The fact that the actress was drunk when she arrives, the fact that she was demanding and difficult, the fact that she has a battle royal of wits with the film editor Danny Miller, a patient but troubled Chris Pearson, all combine to make what should have been a fifteen minute breeze into an eight hour ordeal, an intensely humorous ordeal.

The play is based on this true event. The legendary actress had to say “And so Patricia, as I was telling you, that deluded rector has in literal effect closed the church to me.” The movie was a British thriller about a woman (Mrs. Trefoile, played by Bankhead) who blames Patricia for her son’s death.

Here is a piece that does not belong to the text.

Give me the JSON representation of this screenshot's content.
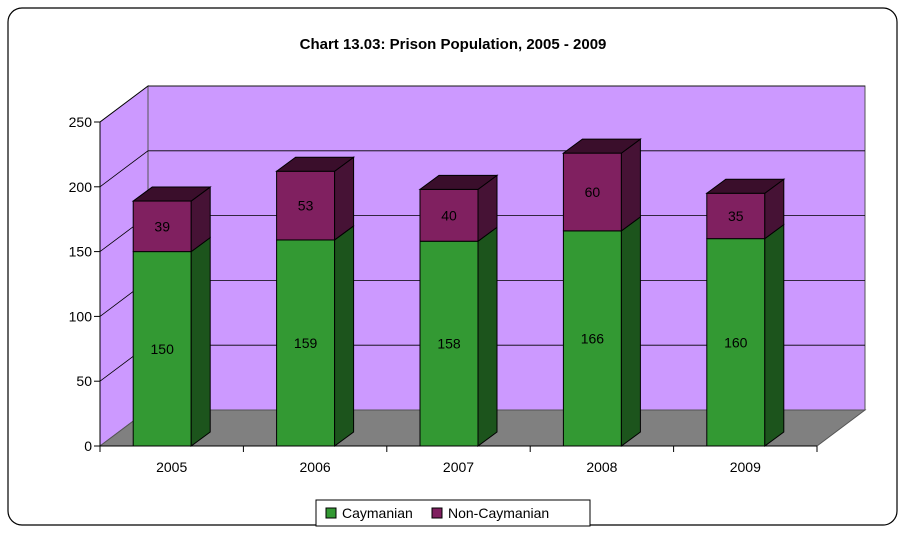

They were to marry but he dies in a car accident. The religion-crazed and demented Mrs. Trefoile holds Patricia captive to cleanse her soul and ultimately to kill her. Fortunately Patricia is rescued and Mrs. Trefoile meets a deadly end.

Boucher’s tour-de-force performance as Tallulah is on the cutting edge of fabulous. She and Pearson are wonderful foils for each other, as they battle to achieve their separate goals, both aided by the sound engineer, played off stage by a bored Steve captured beautifully by James J. Moran.

For tickets ($35), call the CT Cabaret, 31-33 Webster Square Road, Berlin at 860-829-1248 or online at www.ctcabaret.com. Performances are Friday and Saturday at 8 p.m., with doors opening at 7:15 p.m. Remember this is cabaret so bring goodies to share at your table or plan to buy them at the concession stand on site.

Witness the showdown between a traditionally mild mannered sound editor, played by Chris Pearson, who is tempted to use his audio cords and wires to squeeze the correct words from the throat of the inebriated star, a temperamental star created perfectly by Kelly Boucher.